For any collection of sets $A = \{A_i\ : i \in I \}$, define
$$\bigcup A = \bigcup_{i \in I} A_i$$
Question: Is the following true?
$$\bigcup \emptyset = \bigcup \{\emptyset \}$$
The right-hand side, using the definition, is simply the empty set. However, I'm not sure how I'm supposed to interpret the left - hand side. I'm guessing the fact that the left-hand side is the empty set follows "vacuously", but I'm not too certain.
Can somebody help me understand?
The union $\bigcup\varnothing$ is empty vacuously (the union of no sets).
The union $\bigcup\{\varnothing\}$ is empty because $\bigcup\{x\}=x$, and in this case $x$ is the empty set.
So yes, they are equal.
Note that this is not a trait unique to the empty set.
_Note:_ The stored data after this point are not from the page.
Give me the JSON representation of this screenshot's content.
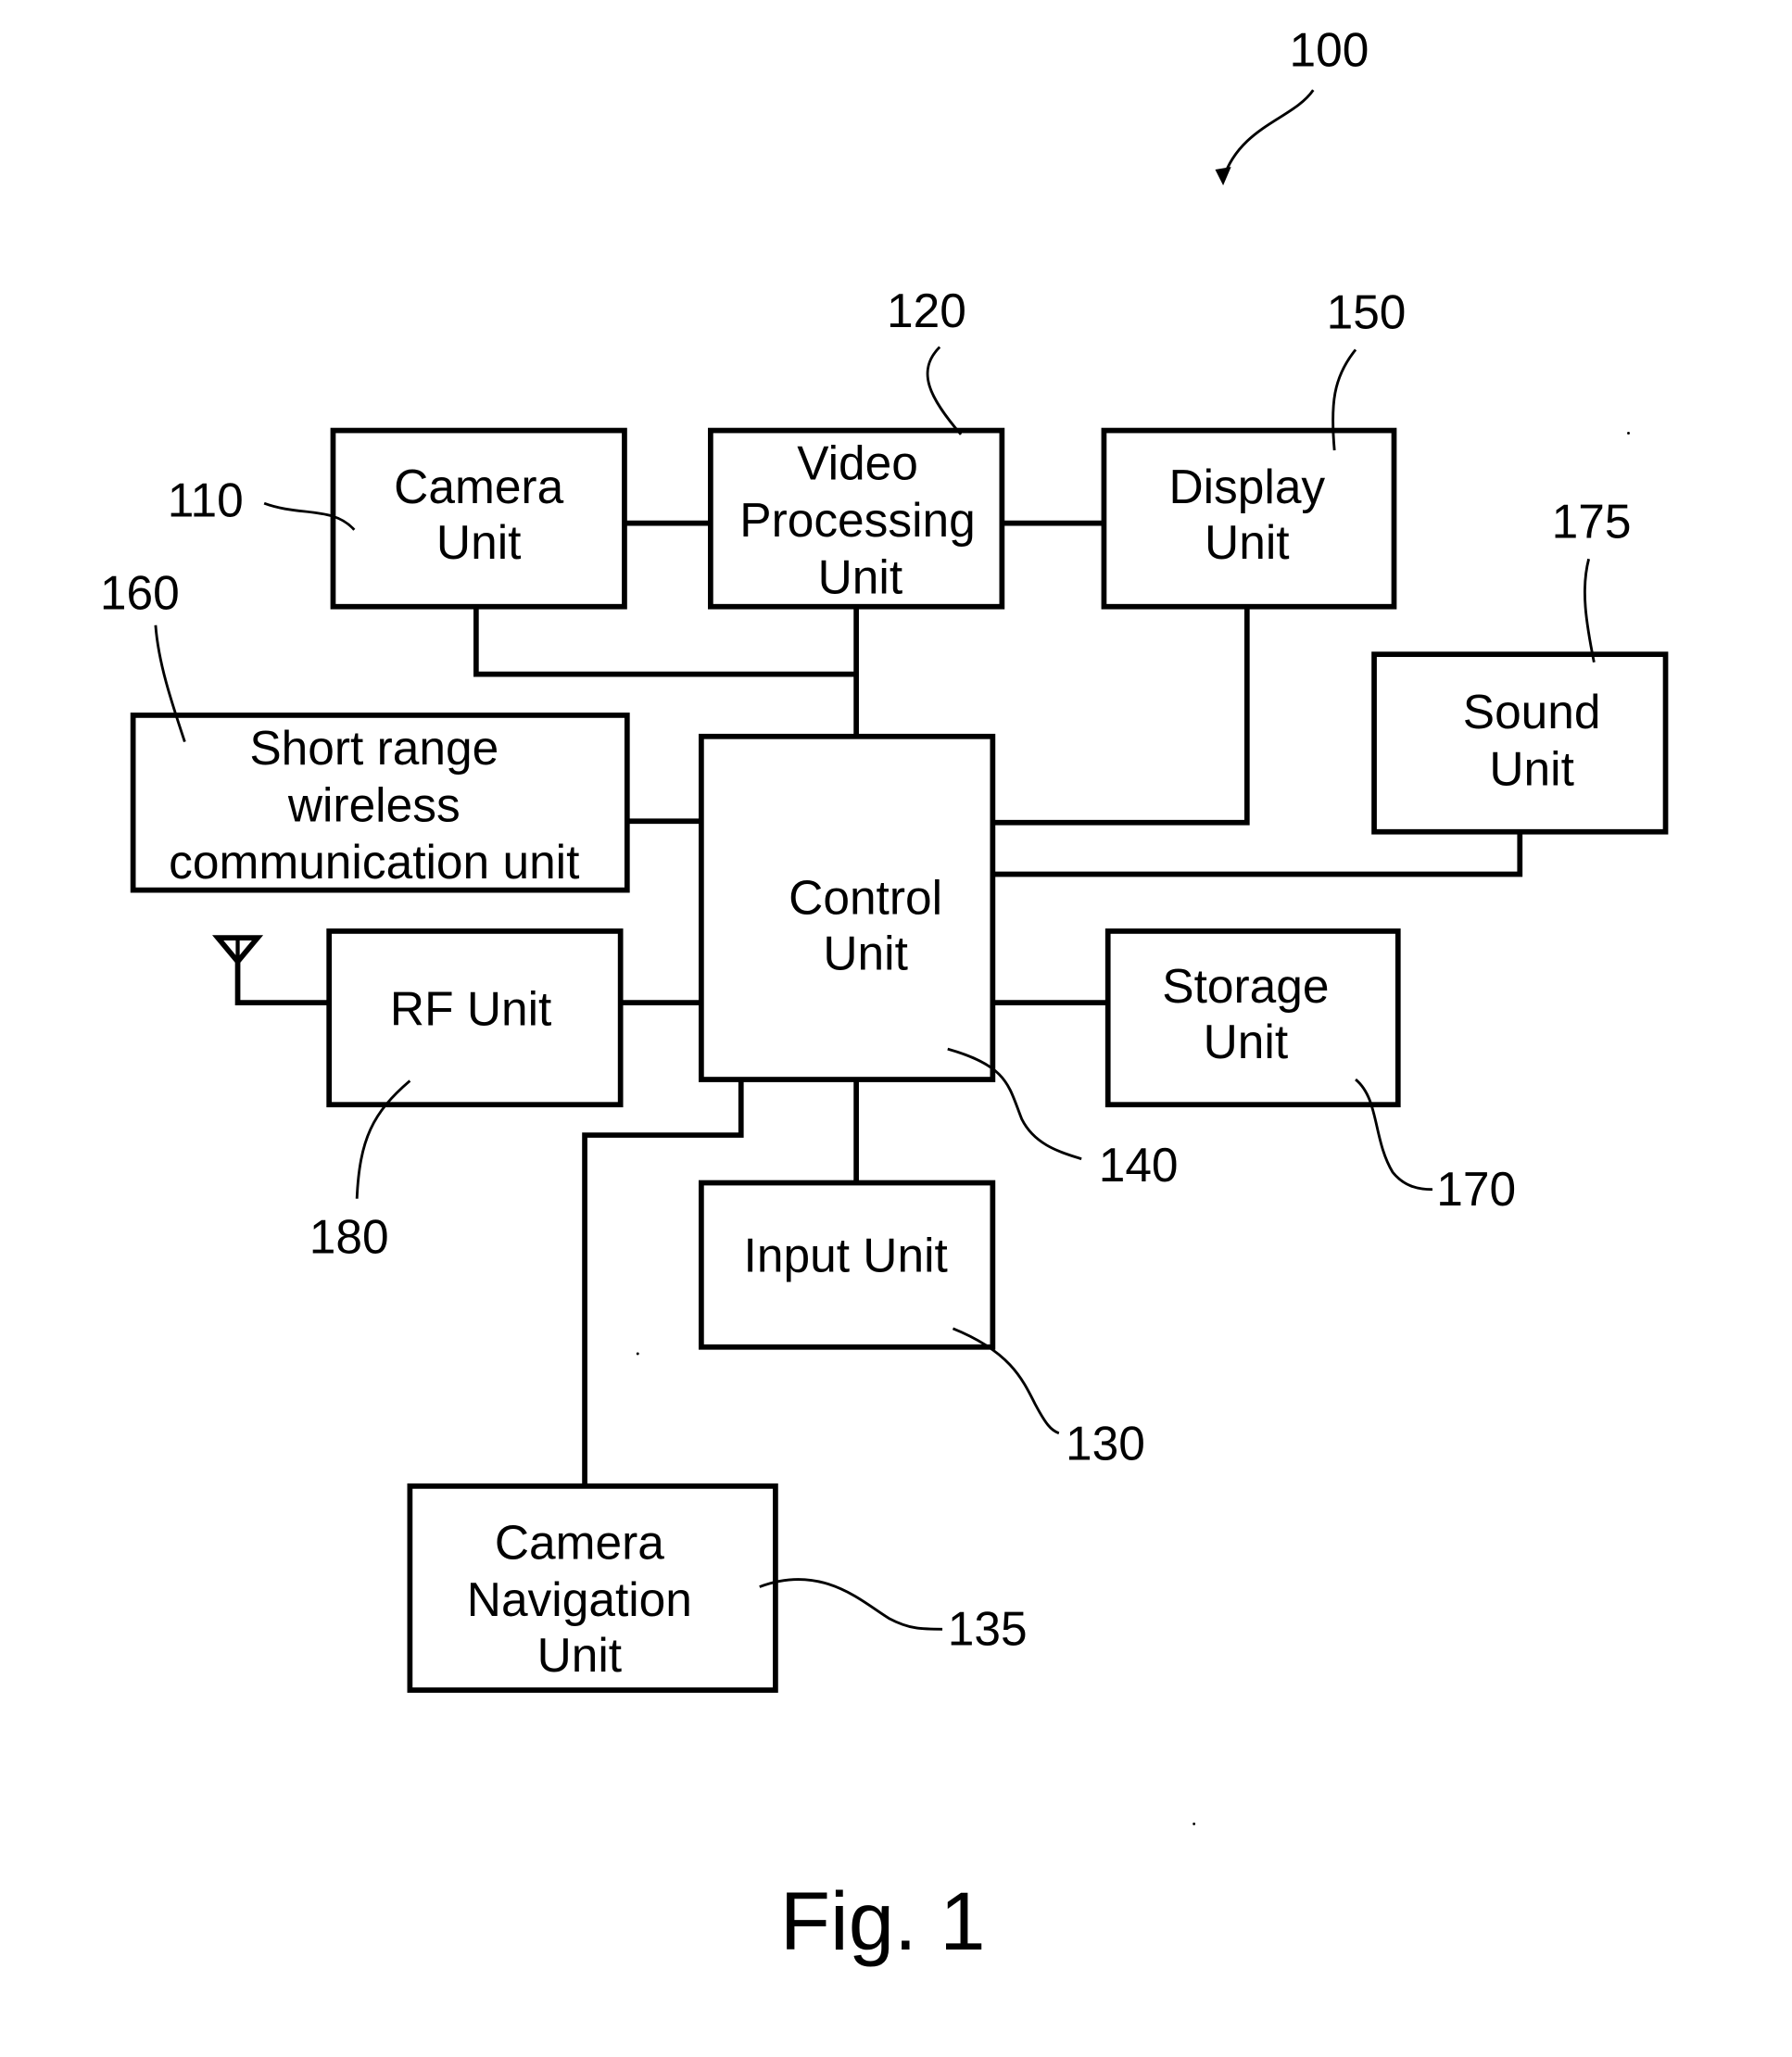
{
  "figure": {
    "reference": "100",
    "caption": "Fig. 1"
  },
  "blocks": {
    "camera_unit": {
      "ref": "110",
      "lines": [
        "Camera",
        "Unit"
      ]
    },
    "video_processing_unit": {
      "ref": "120",
      "lines": [
        "Video",
        "Processing",
        "Unit"
      ]
    },
    "display_unit": {
      "ref": "150",
      "lines": [
        "Display",
        "Unit"
      ]
    },
    "sound_unit": {
      "ref": "175",
      "lines": [
        "Sound",
        "Unit"
      ]
    },
    "short_range_wireless_unit": {
      "ref": "160",
      "lines": [
        "Short range",
        "wireless",
        "communication unit"
      ]
    },
    "control_unit": {
      "ref": "140",
      "lines": [
        "Control",
        "Unit"
      ]
    },
    "rf_unit": {
      "ref": "180",
      "lines": [
        "RF Unit"
      ]
    },
    "storage_unit": {
      "ref": "170",
      "lines": [
        "Storage",
        "Unit"
      ]
    },
    "input_unit": {
      "ref": "130",
      "lines": [
        "Input Unit"
      ]
    },
    "camera_navigation_unit": {
      "ref": "135",
      "lines": [
        "Camera",
        "Navigation",
        "Unit"
      ]
    }
  },
  "connections": [
    [
      "camera_unit",
      "video_processing_unit"
    ],
    [
      "video_processing_unit",
      "display_unit"
    ],
    [
      "camera_unit",
      "control_unit"
    ],
    [
      "video_processing_unit",
      "control_unit"
    ],
    [
      "display_unit",
      "control_unit"
    ],
    [
      "sound_unit",
      "control_unit"
    ],
    [
      "short_range_wireless_unit",
      "control_unit"
    ],
    [
      "rf_unit",
      "control_unit"
    ],
    [
      "storage_unit",
      "control_unit"
    ],
    [
      "input_unit",
      "control_unit"
    ],
    [
      "camera_navigation_unit",
      "control_unit"
    ],
    [
      "antenna",
      "rf_unit"
    ]
  ]
}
Take $\omega$ for example, the first infinite ordinal. $\omega$ has the property $\omega=\bigcup\omega$, so we also have $\bigcup\omega=\bigcup\{\omega\}$. The same is true for any limit ordinal.
The union on the RHS is the empty set: if $x$ is in the union, then $x\in \emptyset$, a contradiction, thus there are no elements in the union.
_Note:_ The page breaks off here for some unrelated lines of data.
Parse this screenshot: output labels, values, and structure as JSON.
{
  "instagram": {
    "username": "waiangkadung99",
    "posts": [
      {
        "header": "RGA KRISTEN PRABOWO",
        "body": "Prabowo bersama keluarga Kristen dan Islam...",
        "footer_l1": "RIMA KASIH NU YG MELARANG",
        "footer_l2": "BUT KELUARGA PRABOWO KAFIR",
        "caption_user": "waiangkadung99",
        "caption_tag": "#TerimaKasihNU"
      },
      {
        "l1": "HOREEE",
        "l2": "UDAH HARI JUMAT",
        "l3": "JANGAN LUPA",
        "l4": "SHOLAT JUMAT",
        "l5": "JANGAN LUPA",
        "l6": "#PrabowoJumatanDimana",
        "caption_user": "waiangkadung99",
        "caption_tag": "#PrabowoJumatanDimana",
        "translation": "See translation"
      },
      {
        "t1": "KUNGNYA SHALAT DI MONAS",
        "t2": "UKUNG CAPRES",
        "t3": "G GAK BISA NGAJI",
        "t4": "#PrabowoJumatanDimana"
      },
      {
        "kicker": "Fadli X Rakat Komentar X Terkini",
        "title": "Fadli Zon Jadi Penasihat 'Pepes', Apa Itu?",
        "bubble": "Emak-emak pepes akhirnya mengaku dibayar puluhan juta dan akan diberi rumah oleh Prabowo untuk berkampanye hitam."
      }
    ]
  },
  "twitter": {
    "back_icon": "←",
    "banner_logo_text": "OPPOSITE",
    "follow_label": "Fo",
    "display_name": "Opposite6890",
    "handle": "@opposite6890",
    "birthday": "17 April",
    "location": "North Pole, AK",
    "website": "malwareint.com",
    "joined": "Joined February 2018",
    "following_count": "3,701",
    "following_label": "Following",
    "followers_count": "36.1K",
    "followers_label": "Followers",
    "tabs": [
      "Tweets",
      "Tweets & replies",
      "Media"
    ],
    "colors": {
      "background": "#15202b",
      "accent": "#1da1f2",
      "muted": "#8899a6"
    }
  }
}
The union on the LHS, as a union over an empty indexed collection of sets $\{A_i\}_{i\in I}$ with $I=\emptyset$ is also the empty set: if $x$ is in the union, then there must be some index $i\in I$ with $x\in A_i$. Since no such $i$ exists, there are no elements in the union.
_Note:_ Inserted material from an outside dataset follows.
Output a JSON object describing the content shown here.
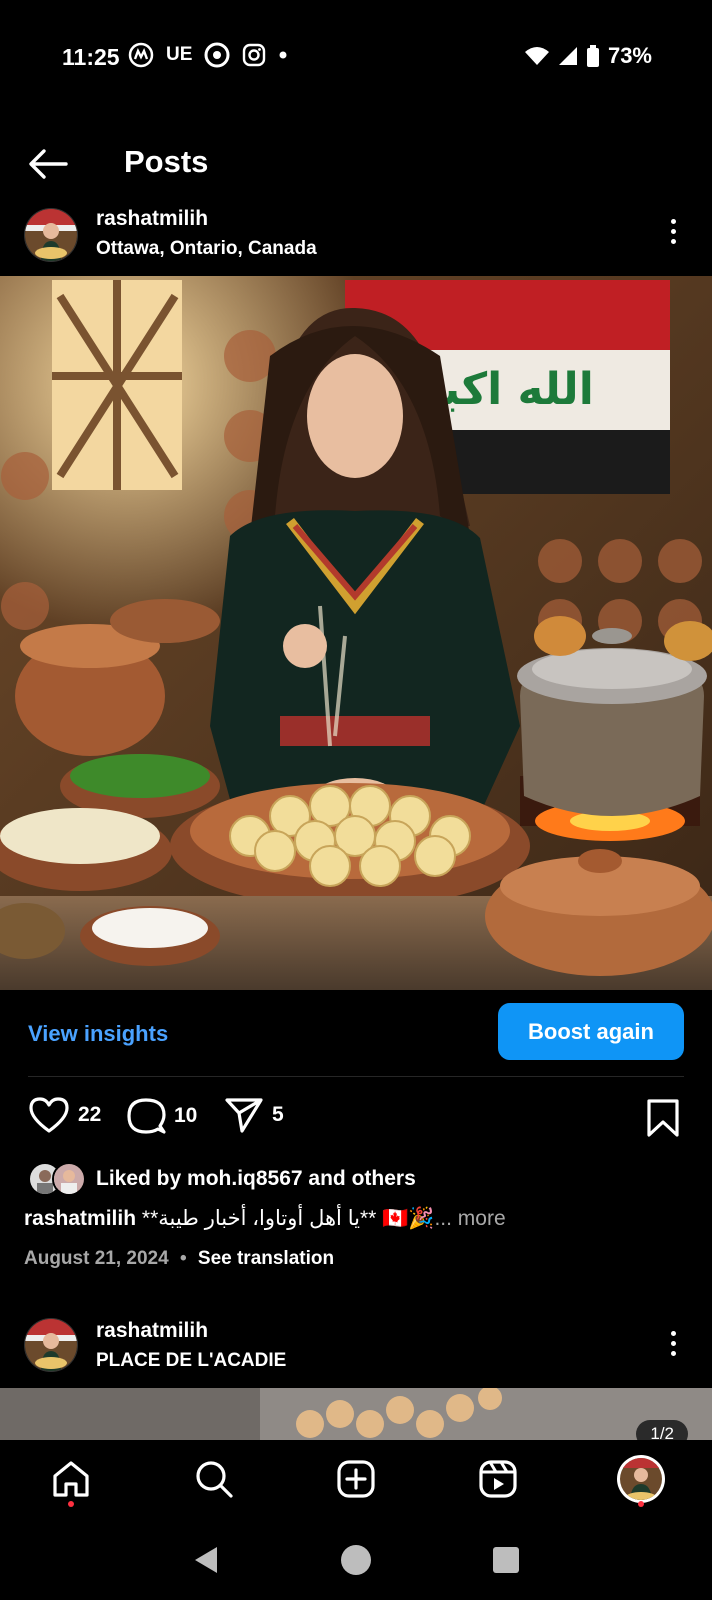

Recall that (by definition, see, for example, Wikipedia) $$x\in\bigcup \mathcal S \Leftrightarrow (\exists S\in \mathcal S)x\in S$$ So $\bigcup\emptyset=\emptyset$, since for no element $x$ there exists $S\in\emptyset$ fulfilling $x\in S$. (Simply because there is no $S$ in $\emptyset$.)
$ \newcommand{\calc}{\begin{align} \quad &} \newcommand{\calcop}[2]{\\ #1 \quad & \quad \text{"#2"} \\ \quad & } \newcommand{\endcalc}{\end{align}} $To expand on the other answers, here is a slightly more detailed proof that both sets are empty, but for different reasons.
For the first set, we calculate its members $\;x\;$ as follows: $$\calc x \in \bigcup \emptyset \calcop{\equiv}{definition of $\;\bigcup\;$} \langle \exists V : V \in \emptyset : x \in V \rangle \calcop{\equiv}{definition of $\;\emptyset\;$} \langle \exists V : \text{false} : x \in V \rangle \calcop{\equiv}{logic: simplify} \text{false} \endcalc$$
For the second set, we similarly calculate for all $\;x\;$: $$\calc x \in \bigcup \{\emptyset\} \calcop{\equiv}{definition of $\;\bigcup\;$} \langle \exists V : V \in \{\emptyset\} : x \in V \rangle \calcop{\equiv}{definition of $\;\{\ldots\}\;$} \langle \exists V : V = \emptyset : x \in V \rangle \calcop{\equiv}{logic: one-point rule} x \in \emptyset \calcop{\equiv}{definition of $\;\emptyset\;$} \text{false} \endcalc$$
Therefore both sets are empty, and therefore they are equal.